December 2-5, 1935. Margaret Sanger traveled to India in November 1935, embarking on a nine-week tour of the country that totaled over 10,000 miles of travel. One of the most important stops on her tour was her stay at Mohandas Gandhi’s ashram in Wardha. Today a city of about 1 million, Wardha had no hotels nearby in 1935. Instead, Gandhi insisted that Sanger stay with him: “Do, by all means come, whenever you can and you shall stay with me, if you would not mind what must appear to you to be our extreme simplicity.” [LCM 135:345] That simplicity, Gandhi’s secretary later told Sanger, would include “no master and no servant,” and “every one doing some or other kind of physical labour.” [LCM 135:406]
Sanger had no trouble with such modesty. She slept under the stars, and described the guest house in her diary as:
a four partitioned house rough hewn white plastered walls half way to the roof, the upper half open for air. Small bamboo poles run cross wise in the roof & larger poles crossing & supporting the roof– Its all spotless & clean–rough stone floors two matressless cots, (our own bedding will do) one pole in the center has a circular wood shelf which serves as a table for us both or chairs. Its all very simple but clean & peaceful the bath room a large stone floor room in the same building but not adjoining, one has to go outside & around to get to it two commodes & two large pails of water hauled by men on the place from a large circular well seen from my door & window. (Wardha Diary, LCM 1:209.)
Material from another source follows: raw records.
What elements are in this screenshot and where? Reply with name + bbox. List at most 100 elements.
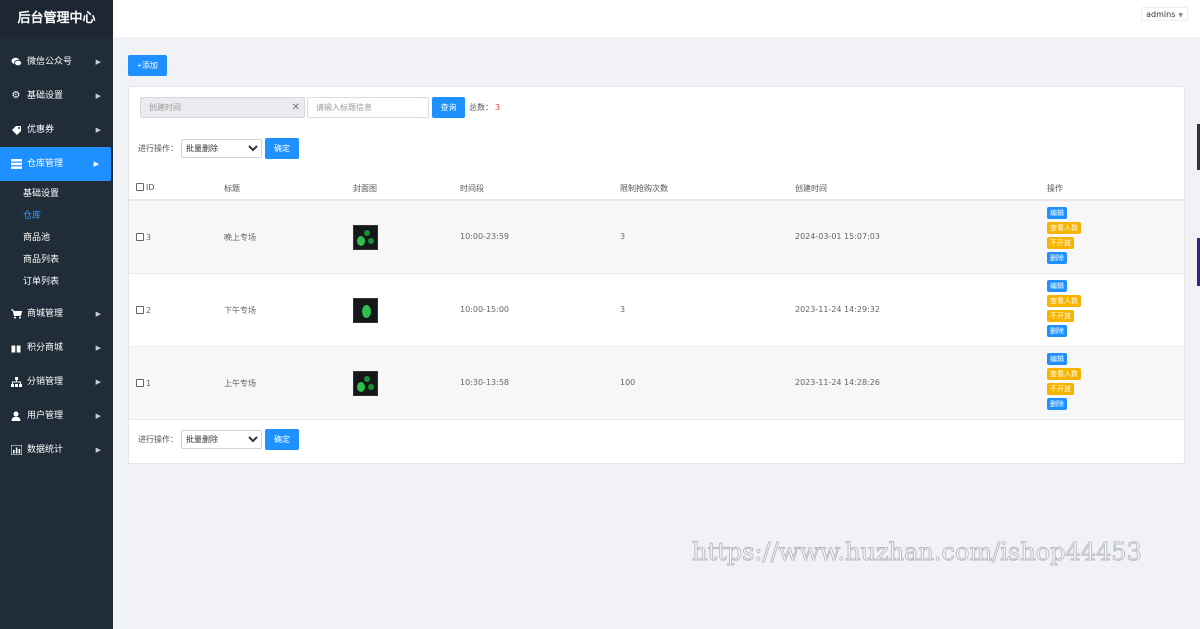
sidebar-item-label: 优惠券 <box>27 125 55 135</box>
row-checkbox[interactable] <box>136 306 144 314</box>
gear-icon: ⚙ <box>11 90 21 101</box>
total-label: 总数： <box>469 103 493 112</box>
sidebar-nav: 微信公众号 ▶ ⚙ 基础设置 ▶ 优惠券 ▶ 仓库管理 ▶ 基础设置 仓库 商品… <box>0 45 113 467</box>
select-all-checkbox[interactable] <box>136 183 144 191</box>
chevron-right-icon: ▶ <box>95 310 101 318</box>
title-search-input[interactable] <box>307 97 429 118</box>
sidebar: 后台管理中心 微信公众号 ▶ ⚙ 基础设置 ▶ 优惠券 ▶ 仓库管理 ▶ 基础设… <box>0 0 113 629</box>
chevron-right-icon: ▶ <box>95 446 101 454</box>
gift-icon <box>10 342 22 354</box>
row-created: 2023-11-24 14:28:26 <box>795 378 880 387</box>
cover-image <box>353 298 378 323</box>
column-header-title: 标题 <box>224 184 240 193</box>
row-id: 3 <box>136 233 151 242</box>
sidebar-item-basic-settings[interactable]: ⚙ 基础设置 ▶ <box>0 79 113 113</box>
sidebar-subitem-warehouse[interactable]: 仓库 <box>0 205 113 227</box>
confirm-button[interactable]: 确定 <box>265 138 299 159</box>
sidebar-subitem-product-pool[interactable]: 商品池 <box>0 227 113 249</box>
batch-select[interactable]: 批量删除 <box>181 139 262 158</box>
table-row: 1 上午专场 10:30-13:58 100 2023-11-24 14:28:… <box>129 347 1184 420</box>
server-icon <box>10 158 22 170</box>
chevron-right-icon: ▶ <box>93 160 99 168</box>
chevron-right-icon: ▶ <box>95 126 101 134</box>
table-header: ID 标题 封面图 时间段 限制抢购次数 创建时间 操作 <box>129 176 1184 201</box>
chat-icon <box>10 56 22 68</box>
brand-title: 后台管理中心 <box>0 0 113 37</box>
sidebar-item-coupons[interactable]: 优惠券 ▶ <box>0 113 113 147</box>
edit-button[interactable]: 编辑 <box>1047 207 1067 219</box>
column-header-id: ID <box>136 183 155 192</box>
column-header-time-range: 时间段 <box>460 184 484 193</box>
sidebar-item-warehouse[interactable]: 仓库管理 ▶ <box>0 147 111 181</box>
not-open-button[interactable]: 不开放 <box>1047 237 1074 249</box>
row-checkbox[interactable] <box>136 379 144 387</box>
chevron-right-icon: ▶ <box>95 58 101 66</box>
sidebar-item-label: 分销管理 <box>27 377 64 387</box>
watermark: https://www.huzhan.com/ishop44453 <box>692 538 1143 567</box>
sidebar-subitem-basic-settings[interactable]: 基础设置 <box>0 183 113 205</box>
sidebar-item-mall[interactable]: 商城管理 ▶ <box>0 297 113 331</box>
batch-actions-top: 进行操作： 批量删除 确定 <box>138 138 299 159</box>
row-id: 2 <box>136 306 151 315</box>
chevron-right-icon: ▶ <box>95 412 101 420</box>
edit-button[interactable]: 编辑 <box>1047 353 1067 365</box>
sitemap-icon <box>10 376 22 388</box>
batch-label: 进行操作： <box>138 435 178 444</box>
user-icon <box>10 410 22 422</box>
row-limit: 3 <box>620 232 626 241</box>
table-row: 3 晚上专场 10:00-23:59 3 2024-03-01 15:07:03… <box>129 201 1184 274</box>
top-bar: admins ▼ <box>113 0 1200 37</box>
bar-chart-icon <box>10 444 22 456</box>
row-created: 2023-11-24 14:29:32 <box>795 305 880 314</box>
sidebar-item-label: 商城管理 <box>27 309 64 319</box>
sidebar-item-wechat[interactable]: 微信公众号 ▶ <box>0 45 113 79</box>
not-open-button[interactable]: 不开放 <box>1047 310 1074 322</box>
view-people-button[interactable]: 查看人数 <box>1047 368 1081 380</box>
user-menu[interactable]: admins ▼ <box>1141 7 1188 21</box>
total-value: 3 <box>495 103 501 112</box>
row-checkbox[interactable] <box>136 233 144 241</box>
view-people-button[interactable]: 查看人数 <box>1047 222 1081 234</box>
date-placeholder: 创建时间 <box>149 103 181 112</box>
add-button[interactable]: +添加 <box>128 55 167 76</box>
clear-icon[interactable]: ✕ <box>292 98 300 117</box>
row-title: 晚上专场 <box>224 233 256 242</box>
sidebar-item-statistics[interactable]: 数据统计 ▶ <box>0 433 113 467</box>
batch-label: 进行操作： <box>138 144 178 153</box>
confirm-button[interactable]: 确定 <box>265 429 299 450</box>
row-actions: 编辑 查看人数 不开放 删除 <box>1047 280 1081 337</box>
sidebar-item-label: 积分商城 <box>27 343 64 353</box>
query-button[interactable]: 查询 <box>432 97 465 118</box>
delete-button[interactable]: 删除 <box>1047 325 1067 337</box>
tag-icon <box>10 124 22 136</box>
not-open-button[interactable]: 不开放 <box>1047 383 1074 395</box>
batch-select[interactable]: 批量删除 <box>181 430 262 449</box>
cover-image <box>353 225 378 250</box>
row-time-range: 10:00-23:59 <box>460 232 509 241</box>
sidebar-item-label: 用户管理 <box>27 411 64 421</box>
list-panel: 创建时间 ✕ 查询 总数：3 进行操作： 批量删除 确定 ID 标题 封面图 时… <box>128 86 1185 464</box>
date-range-input[interactable]: 创建时间 ✕ <box>140 97 305 118</box>
row-id: 1 <box>136 379 151 388</box>
total-count: 总数： 3 <box>469 102 500 113</box>
edit-button[interactable]: 编辑 <box>1047 280 1067 292</box>
row-limit: 3 <box>620 305 626 314</box>
sidebar-item-distribution[interactable]: 分销管理 ▶ <box>0 365 113 399</box>
sidebar-item-label: 微信公众号 <box>27 57 73 67</box>
sidebar-subitem-order-list[interactable]: 订单列表 <box>0 271 113 293</box>
sidebar-item-points-mall[interactable]: 积分商城 ▶ <box>0 331 113 365</box>
chevron-right-icon: ▶ <box>95 378 101 386</box>
sidebar-subnav: 基础设置 仓库 商品池 商品列表 订单列表 <box>0 181 113 297</box>
column-header-limit: 限制抢购次数 <box>620 184 668 193</box>
row-time-range: 10:30-13:58 <box>460 378 509 387</box>
view-people-button[interactable]: 查看人数 <box>1047 295 1081 307</box>
delete-button[interactable]: 删除 <box>1047 252 1067 264</box>
sidebar-item-users[interactable]: 用户管理 ▶ <box>0 399 113 433</box>
sidebar-item-label: 基础设置 <box>27 91 64 101</box>
chevron-right-icon: ▶ <box>95 92 101 100</box>
row-title: 上午专场 <box>224 379 256 388</box>
sidebar-subitem-product-list[interactable]: 商品列表 <box>0 249 113 271</box>
sidebar-item-label: 仓库管理 <box>27 159 64 169</box>
delete-button[interactable]: 删除 <box>1047 398 1067 410</box>
cover-image <box>353 371 378 396</box>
She described meeting Gandhi in her diary.
We went directly to his place & met him, tho this is his day of silence. He rose to greet me smiling from ear to ear. I put down my bag & gloves & flowers & magazines in order to take both his hands. He has an inward light that shines in his face! that shines thru the flesh! that circles around his head & neck like a mist, with white Sails of a ship coming thru. It lasted only a few seconds but it is there. When I looked again it was only the shiney appearance of his flesh that I saw, but always the smile & a hospitable welcome. (Wardha Diary, LCM 1:209.)
On December 3, she and Gandhi discussed birth control, population, and the status of women in India. Although Gandhi ultimately refused to endorse the use of contraception to control population growth, Sanger was deeply grateful for his hospitality and time: “Needless to say,” she wrote, “these three days were not ever to be forgotten or parallel in human experience.” (“The Humanity of Family Planning,” Third International Conference on Planned Parenthood, Report on Proceedings (Nov 26, 1952), 12, 54-55. [MSM S72:0776].)